Coffee Conversations

In keeping with your “marriage vision”, it would be very beneficial to set aside a One-on-One time each week with your spouse. (Also known as Marriage Staff Meeting in the Intimate Encounters workbook by Dr Ferguson).  If you’ve not developed or discussed with your spouse a “marriage vision” this might be a great time to start the conversation. Simply put, it is an idea of what you’d like your marriage to be like in the future. Having a One on One time sets aside time to check in with one another on the progress of the process.

A One -on-One is a time that you set aside with your spouse to discuss not only your marriage vision but also your weekly calendars, kids’ schedules, prayer concerns, and budget. You can make it a “date night” or a “coffee conversation”.  It might also be a time to discuss what has been on your heart during the week or – to go deeper – you could appropriately share hurts or celebrations with your spouse. You can also set new goals and strategies, as needed.

This time should be put on the calendar so it holds a priority over the busyness of life. It would be best to have no distractions as well, possibly getting a sitter and leave the house for a date night and One-on-One time.

This time is just for you and your spouse. Make it important because it is!  Make it a priority!

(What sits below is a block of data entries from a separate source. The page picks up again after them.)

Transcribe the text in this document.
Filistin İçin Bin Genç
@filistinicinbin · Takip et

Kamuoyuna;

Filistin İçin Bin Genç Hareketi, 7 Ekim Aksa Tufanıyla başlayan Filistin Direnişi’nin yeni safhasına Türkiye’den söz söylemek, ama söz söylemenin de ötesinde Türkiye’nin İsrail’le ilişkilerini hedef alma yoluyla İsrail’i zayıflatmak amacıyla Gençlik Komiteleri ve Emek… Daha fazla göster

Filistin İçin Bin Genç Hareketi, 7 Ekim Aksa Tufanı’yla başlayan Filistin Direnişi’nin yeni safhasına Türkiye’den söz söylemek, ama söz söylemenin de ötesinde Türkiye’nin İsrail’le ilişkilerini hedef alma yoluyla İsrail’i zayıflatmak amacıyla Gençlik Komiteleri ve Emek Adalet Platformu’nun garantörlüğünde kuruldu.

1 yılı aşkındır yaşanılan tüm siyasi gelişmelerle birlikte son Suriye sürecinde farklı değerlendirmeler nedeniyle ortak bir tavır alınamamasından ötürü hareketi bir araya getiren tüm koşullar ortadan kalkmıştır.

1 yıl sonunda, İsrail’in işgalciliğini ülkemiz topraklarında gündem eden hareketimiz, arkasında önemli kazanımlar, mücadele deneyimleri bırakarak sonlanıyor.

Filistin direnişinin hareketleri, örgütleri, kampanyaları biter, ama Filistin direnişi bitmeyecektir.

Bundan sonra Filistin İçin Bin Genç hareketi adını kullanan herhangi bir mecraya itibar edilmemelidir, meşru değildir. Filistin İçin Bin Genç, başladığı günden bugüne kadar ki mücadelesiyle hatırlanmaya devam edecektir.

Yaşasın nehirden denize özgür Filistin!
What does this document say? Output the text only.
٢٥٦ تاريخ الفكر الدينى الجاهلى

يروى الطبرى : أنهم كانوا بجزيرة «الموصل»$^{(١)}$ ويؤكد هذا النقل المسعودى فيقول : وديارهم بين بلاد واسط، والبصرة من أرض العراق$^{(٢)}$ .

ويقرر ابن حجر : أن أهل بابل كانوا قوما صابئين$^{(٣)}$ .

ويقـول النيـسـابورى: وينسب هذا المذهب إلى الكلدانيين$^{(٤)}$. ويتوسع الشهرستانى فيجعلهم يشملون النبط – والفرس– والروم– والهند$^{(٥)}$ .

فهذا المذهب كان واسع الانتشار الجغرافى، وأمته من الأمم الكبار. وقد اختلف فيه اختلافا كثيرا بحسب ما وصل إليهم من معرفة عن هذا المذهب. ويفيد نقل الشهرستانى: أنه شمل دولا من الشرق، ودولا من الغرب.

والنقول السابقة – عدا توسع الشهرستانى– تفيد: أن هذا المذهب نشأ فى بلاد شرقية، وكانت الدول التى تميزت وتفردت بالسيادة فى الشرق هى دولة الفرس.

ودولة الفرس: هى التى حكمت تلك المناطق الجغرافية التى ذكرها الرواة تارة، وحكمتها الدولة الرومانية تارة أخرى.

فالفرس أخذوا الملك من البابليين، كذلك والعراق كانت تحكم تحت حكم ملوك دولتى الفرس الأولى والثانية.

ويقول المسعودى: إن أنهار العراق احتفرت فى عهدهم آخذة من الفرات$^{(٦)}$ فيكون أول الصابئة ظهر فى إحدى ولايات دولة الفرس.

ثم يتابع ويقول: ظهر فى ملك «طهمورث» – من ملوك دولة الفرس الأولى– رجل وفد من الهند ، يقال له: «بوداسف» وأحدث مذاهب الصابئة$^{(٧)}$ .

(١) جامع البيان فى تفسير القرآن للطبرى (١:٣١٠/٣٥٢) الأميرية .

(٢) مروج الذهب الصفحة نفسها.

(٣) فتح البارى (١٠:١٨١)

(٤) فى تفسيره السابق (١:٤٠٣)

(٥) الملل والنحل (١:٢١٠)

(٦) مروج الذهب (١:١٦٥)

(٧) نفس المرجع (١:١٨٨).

This is a great “connect” time with your spouse. You both are leaders of your household. You are running a home, the finances, relationships within the home, schedules, and task lists.  It makes sense to get together and talk about these very important issues. If you don’t, life may get a little crazy or crazier!

If you have followed our 52 Week Plan for a while, you know we focus on Relational Needs. I think having a One-on-One time with your spouse can be a great time to meet a few of these needs. In fact, I feel you can meet them all! Let us look at how!

Below are how these needs may look in your marriage. ( See the List of Top Ten Relational Needs) Ten Relational Needs

Acceptance: I can share freely with you without fear of being criticized.

Affection: I know I will be cared for by you.  You and I can look at each other and express our love verbally.

Appreciation: I can be excited to share accomplishments I had this week. I know you will celebrate them with me.

Approval: No matter what I share with you, I know you will seek to build me up.

Attention: I know you will listen intently to me.

Comfort: I know my hurts will be comforted by you and you will not try to fix me.

Encouragement: I know you will cheer me on to meet my goals and we can encourage one another as a couple to meet our marriage vision goals together.

Respect: You show you value me, when I speak, by listening to what I have to say and invite my opinions.

Security: I know we are working towards a common goal that we have planned together. I know I can be open and vulnerable with you without fear.

Support: I know that no matter what you have my back, you are for me!

Let me ask… Can you honestly say your relationship reflects these statements to your spouse for each relational need? If they fall short, may I suggest that becomes something you discuss on your One on One dates? This is so important and crucial to your marriage.

When we meet each other’s needs in a marriage relationship the marriage feels whole, more intimate. If needs go unmet, that’s when the marriage breaks down, feels broken and lonely. Isn’t it worth the time and energy to focus and work on these issues in your marriage? If meeting these relational needs in your spouse is so life changing, why wouldn’t you focus on them?

For your marriage vision to work you need to focus daily on meeting your spouses relational needs. We all have them so don’t think your spouse is exempt. Ask them how you can meet the needs for him/her. If they don’t know what their needs are, please let them take this 

ASSESSMENT

After taking the assessment discuss how they like that need to be met because even if you share the same top 3 needs, you may like them met totally different than your spouse.

Remember that you can’t meet all these needs for your spouse anymore than they can meet all of them for you. The idea is for you to be God’s agent for meeting as many needs as possible for your spouse. There should be no other human being alive that meets as many of your spouse’s needs as you do!